Per altro verso, un magistrato che, presentandosi a una trasmissione televisiva, accarezza i sentimenti già accesi della gente, solletica gli istinti e le rabbie degli ascoltatori, cerca il consenso popolare, è un magistrato che rischia di non giovare neppure alla categoria cui appartiene. Diventa un Masaniello, una caricatura, finisce per identificarsi pericolosamente con Grillo, si trasforma in una parodia. Se si trattasse, d’altronde, di una mera operazione di promozione della propria immagine sulla pelle dei cittadini amministrati, per cercare, magari, visibilità utile per altre avventure, la circostanza sarebbe altrettanto grave.
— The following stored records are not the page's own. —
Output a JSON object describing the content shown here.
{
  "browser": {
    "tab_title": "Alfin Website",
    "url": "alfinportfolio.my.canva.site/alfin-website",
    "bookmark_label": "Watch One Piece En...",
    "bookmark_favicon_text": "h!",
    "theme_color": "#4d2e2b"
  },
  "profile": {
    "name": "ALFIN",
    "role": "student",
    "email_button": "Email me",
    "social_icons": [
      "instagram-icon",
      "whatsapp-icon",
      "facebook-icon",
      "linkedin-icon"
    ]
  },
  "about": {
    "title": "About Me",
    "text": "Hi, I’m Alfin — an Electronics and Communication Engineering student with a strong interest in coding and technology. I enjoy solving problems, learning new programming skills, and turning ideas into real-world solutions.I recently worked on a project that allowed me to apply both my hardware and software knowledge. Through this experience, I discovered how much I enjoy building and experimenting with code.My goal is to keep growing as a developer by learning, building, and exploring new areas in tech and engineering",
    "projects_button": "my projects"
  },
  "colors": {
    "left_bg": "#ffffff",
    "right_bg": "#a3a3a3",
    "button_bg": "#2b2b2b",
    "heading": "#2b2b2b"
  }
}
Ecco perché, come dicevo all’inizio, oggi il contesto nel quale ci ritroviamo è peggiore di quello del ’92. Allora c’era una Repubblica al tramonto, ma c’era speranza nel riscatto della politica, c’era fiducia nell’attività taumaturgica, moralmente ineccepibile, del potere giudiziario, c’era la certezza di uscirne in qualche modo. Oggi c’è una classe politica allo sbando, delegittimata nel suo insieme dai cittadini ma, anche, una magistratura che non sempre sembra all’altezza dei suoi compiti, che pare aver perso talvolta contezza del suo ruolo, che troppo spesso pasticcia. C’è, dunque, una Repubblica doppiamente infranta.